If you watch these videos:
...you can see that the acceleration is quite gentle, but definite. The astronauts do need to hang on to something if they don't want to drift to the back of whatever room they're in.
The first video was a reboost performed with the ATV service ship, as described in this article. Depending on what numbers you look at, acceleration during an ATV boost is something like 0.0035-0.005 m/s2 -- about 1/3000 or 1/2000 of a g. So an ounce or two of force (~30 grams-force) is enough to keep an astronaut in place -- easily done with a pinky finger. You can see in the first video that the astronauts can throw themselves to the opposite end of a compartment against the acceleration with little effort.
The second video is a reboost performed with the Zvezda module's two built-in thrusters, which are more powerful than ATV's. You can see that the acceleration is a little more rapid in that video; they say it's 0.0185 m/s2 -- still only 1/600 g.
ATV's thrusters yield about ~2kN of thrust. Progress's thrusters, also used for reboost, yield ~3kN; the Zvezda module's built-in thrusters about 6kN.
It's unclear to me how fast the station is turned by its control moment gyros, but I think it's usually less than 0.1 degree per second. They've done 90-degree and 180-degree rotations as tests, and the 180 (not done all at once) took 2 hours 45 minutes to complete. I think that would be harder to notice for a person near the center of the station.
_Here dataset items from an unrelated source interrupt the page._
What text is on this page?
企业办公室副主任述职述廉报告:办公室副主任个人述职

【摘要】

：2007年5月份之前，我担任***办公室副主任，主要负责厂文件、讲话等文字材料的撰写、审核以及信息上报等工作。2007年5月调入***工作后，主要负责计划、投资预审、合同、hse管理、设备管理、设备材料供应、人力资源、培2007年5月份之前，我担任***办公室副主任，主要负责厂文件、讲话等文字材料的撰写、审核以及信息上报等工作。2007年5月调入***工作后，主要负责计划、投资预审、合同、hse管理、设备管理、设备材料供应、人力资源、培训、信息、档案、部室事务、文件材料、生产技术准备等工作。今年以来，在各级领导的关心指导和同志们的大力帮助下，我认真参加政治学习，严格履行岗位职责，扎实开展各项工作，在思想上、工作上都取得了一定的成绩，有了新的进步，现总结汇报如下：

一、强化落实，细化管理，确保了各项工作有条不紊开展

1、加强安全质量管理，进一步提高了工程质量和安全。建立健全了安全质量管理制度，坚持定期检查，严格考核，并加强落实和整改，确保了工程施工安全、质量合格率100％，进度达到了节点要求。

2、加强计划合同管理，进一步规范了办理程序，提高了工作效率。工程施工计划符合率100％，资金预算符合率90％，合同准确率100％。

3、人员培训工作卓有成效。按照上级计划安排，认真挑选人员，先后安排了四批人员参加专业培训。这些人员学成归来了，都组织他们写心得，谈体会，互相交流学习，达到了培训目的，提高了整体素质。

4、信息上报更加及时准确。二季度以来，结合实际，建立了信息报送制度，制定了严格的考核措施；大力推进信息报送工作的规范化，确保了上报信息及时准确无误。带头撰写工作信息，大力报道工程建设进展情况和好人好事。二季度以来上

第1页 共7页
The answer to the question, "Do the astronauts feel the station moving?" is yes, definitely, but sometimes in an "indirect" fashion.
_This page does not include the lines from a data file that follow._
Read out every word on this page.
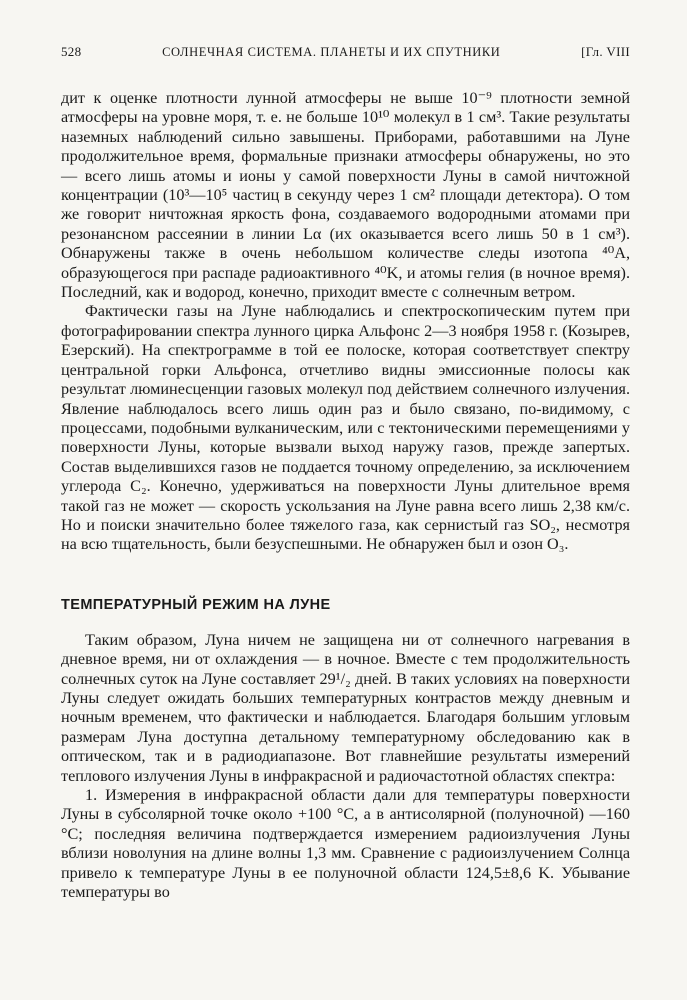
528	СОЛНЕЧНАЯ СИСТЕМА. ПЛАНЕТЫ И ИХ СПУТНИКИ	[Гл. VIII

дит к оценке плотности лунной атмосферы не выше 10⁻⁹ плотности земной атмосферы на уровне моря, т. е. не больше 10¹⁰ молекул в 1 см³. Такие результаты наземных наблюдений сильно завышены. Приборами, работавшими на Луне продолжительное время, формальные признаки атмосферы обнаружены, но это — всего лишь атомы и ионы у самой поверхности Луны в самой ничтожной концентрации (10³—10⁵ частиц в секунду через 1 см² площади детектора). О том же говорит ничтожная яркость фона, создаваемого водородными атомами при резонансном рассеянии в линии Lα (их оказывается всего лишь 50 в 1 см³). Обнаружены также в очень небольшом количестве следы изотопа ⁴⁰A, образующегося при распаде радиоактивного ⁴⁰K, и атомы гелия (в ночное время). Последний, как и водород, конечно, приходит вместе с солнечным ветром.

Фактически газы на Луне наблюдались и спектроскопическим путем при фотографировании спектра лунного цирка Альфонс 2—3 ноября 1958 г. (Козырев, Езерский). На спектрограмме в той ее полоске, которая соответствует спектру центральной горки Альфонса, отчетливо видны эмиссионные полосы как результат люминесценции газовых молекул под действием солнечного излучения. Явление наблюдалось всего лишь один раз и было связано, по-видимому, с процессами, подобными вулканическим, или с тектоническими перемещениями у поверхности Луны, которые вызвали выход наружу газов, прежде запертых. Состав выделившихся газов не поддается точному определению, за исключением углерода C₂. Конечно, удерживаться на поверхности Луны длительное время такой газ не может — скорость ускользания на Луне равна всего лишь 2,38 км/с. Но и поиски значительно более тяжелого газа, как сернистый газ SO₂, несмотря на всю тщательность, были безуспешными. Не обнаружен был и озон O₃.

ТЕМПЕРАТУРНЫЙ РЕЖИМ НА ЛУНЕ

Таким образом, Луна ничем не защищена ни от солнечного нагревания в дневное время, ни от охлаждения — в ночное. Вместе с тем продолжительность солнечных суток на Луне составляет 29¹/₂ дней. В таких условиях на поверхности Луны следует ожидать больших температурных контрастов между дневным и ночным временем, что фактически и наблюдается. Благодаря большим угловым размерам Луна доступна детальному температурному обследованию как в оптическом, так и в радиодиапазоне. Вот главнейшие результаты измерений теплового излучения Луны в инфракрасной и радиочастотной областях спектра:

1. Измерения в инфракрасной области дали для температуры поверхности Луны в субсолярной точке около +100 °C, а в антисолярной (полуночной) —160 °C; последняя величина подтверждается измерением радиоизлучения Луны вблизи новолуния на длине волны 1,3 мм. Сравнение с радиоизлучением Солнца привело к температуре Луны в ее полуночной области 124,5±8,6 K. Убывание температуры во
During Space Shuttle mission STS-109, when floating in my sleeping bag and waiting for slumber to come, I would notice that occasionally my body would softly brush up against one side or the other of said sleeping bag. A quick glance at a laptop computer nearby, with, among other things, thruster status on its screen, would validate that a vernier jet (a small, 24 lb thrust attitude control jet) had just fired, in response to the autopilot, which was keeping the Orbiter in its previously-commanded attitude.
So, really, it was not a case of my body brushing up against the side of my sleeping bag, but a case of said sleeping bag (which was attached to the Orbiter) brushing up against my stationary body.
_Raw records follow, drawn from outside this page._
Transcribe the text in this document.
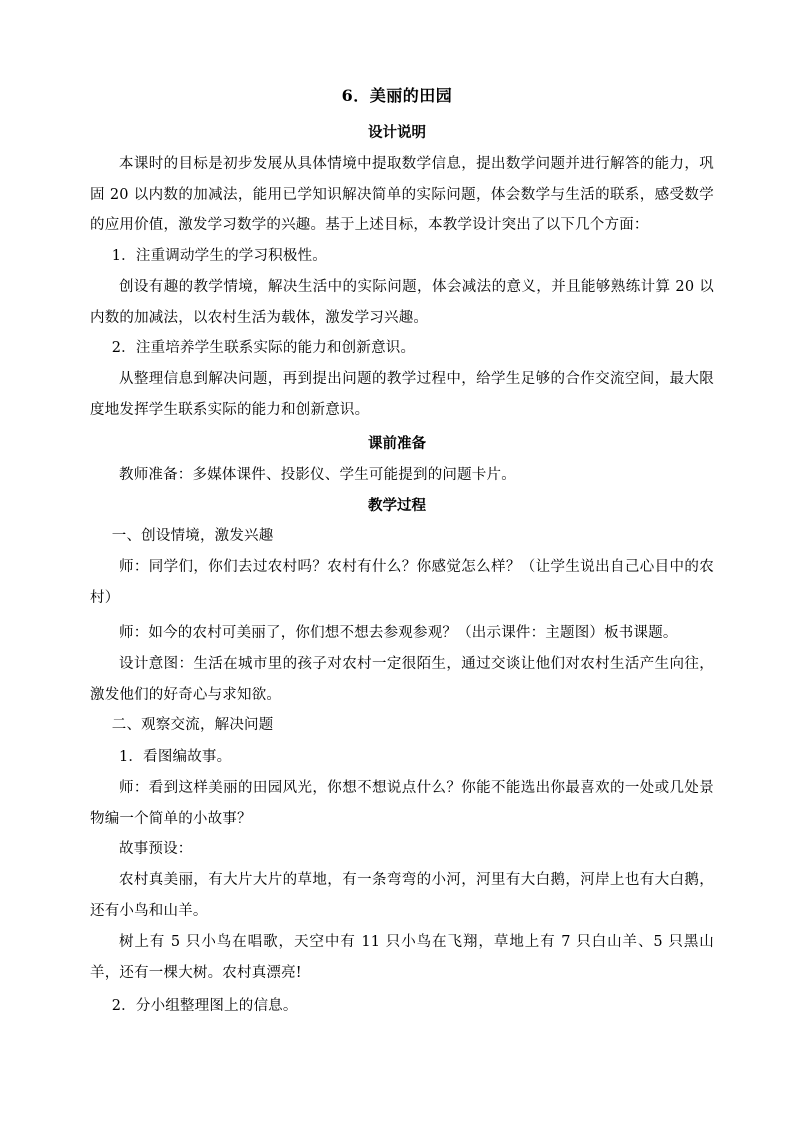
6．美丽的田园
设计说明
本课时的目标是初步发展从具体情境中提取数学信息，提出数学问题并进行解答的能力，巩固 20 以内数的加减法，能用已学知识解决简单的实际问题，体会数学与生活的联系，感受数学的应用价值，激发学习数学的兴趣。基于上述目标，本教学设计突出了以下几个方面：
1．注重调动学生的学习积极性。
创设有趣的教学情境，解决生活中的实际问题，体会减法的意义，并且能够熟练计算 20 以内数的加减法，以农村生活为载体，激发学习兴趣。
2．注重培养学生联系实际的能力和创新意识。
从整理信息到解决问题，再到提出问题的教学过程中，给学生足够的合作交流空间，最大限度地发挥学生联系实际的能力和创新意识。
课前准备
教师准备：多媒体课件、投影仪、学生可能提到的问题卡片。
教学过程
一、创设情境，激发兴趣
师：同学们，你们去过农村吗？农村有什么？你感觉怎么样？（让学生说出自己心目中的农村）
师：如今的农村可美丽了，你们想不想去参观参观？（出示课件：主题图）板书课题。
设计意图：生活在城市里的孩子对农村一定很陌生，通过交谈让他们对农村生活产生向往，激发他们的好奇心与求知欲。
二、观察交流，解决问题
1．看图编故事。
师：看到这样美丽的田园风光，你想不想说点什么？你能不能选出你最喜欢的一处或几处景物编一个简单的小故事？
故事预设：
农村真美丽，有大片大片的草地，有一条弯弯的小河，河里有大白鹅，河岸上也有大白鹅，还有小鸟和山羊。
树上有 5 只小鸟在唱歌，天空中有 11 只小鸟在飞翔，草地上有 7 只白山羊、5 只黑山羊，还有一棵大树。农村真漂亮!
2．分小组整理图上的信息。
A measly little 24 lb thruster pushing around a 220,000 lb. spaceship.
The rate of change is pretty low with pretty low acceleration. (Consider the mass of the ISS(370,000 kilos) and the output of the Progress booster engines at just under 3000N of thrust).
One interesting experiment to consider is something you can try on a train that has open gangways. I.e. The cars are connected and it is one long tube. Stand at either the front or back of the train. When the train starts up from a station, pay attention to the breeze.
At rest, the air inside is at rest. (or is moving at the same speed as the earth rotates). As the train starts, the air stays still at first but the train moves around it. Then it piles up on the front of the train and bounces back towards the tail of the train.
Opposite when you stop. Toronto on the Yonge University line has these trains, and it is a pretty cool feeling once you realize what is happening.
Same happens in the ISS, but acceleration is much slower in comparison. The Toronto TR-1 subways accelerate at 0.9 m/s^2. There is no way the ISS accelerates that much.
They can definitely feel it when, like in January 2009, the Russians mess up and send crazy command data, resulting in too high of an acceleration and scary oscillations.
Video of the ISS rock and roll dance here - the burn is in progress when the video starts, and cuts off about halfway through. What I wouldn't give to have an exterior camera view of the solar arrays.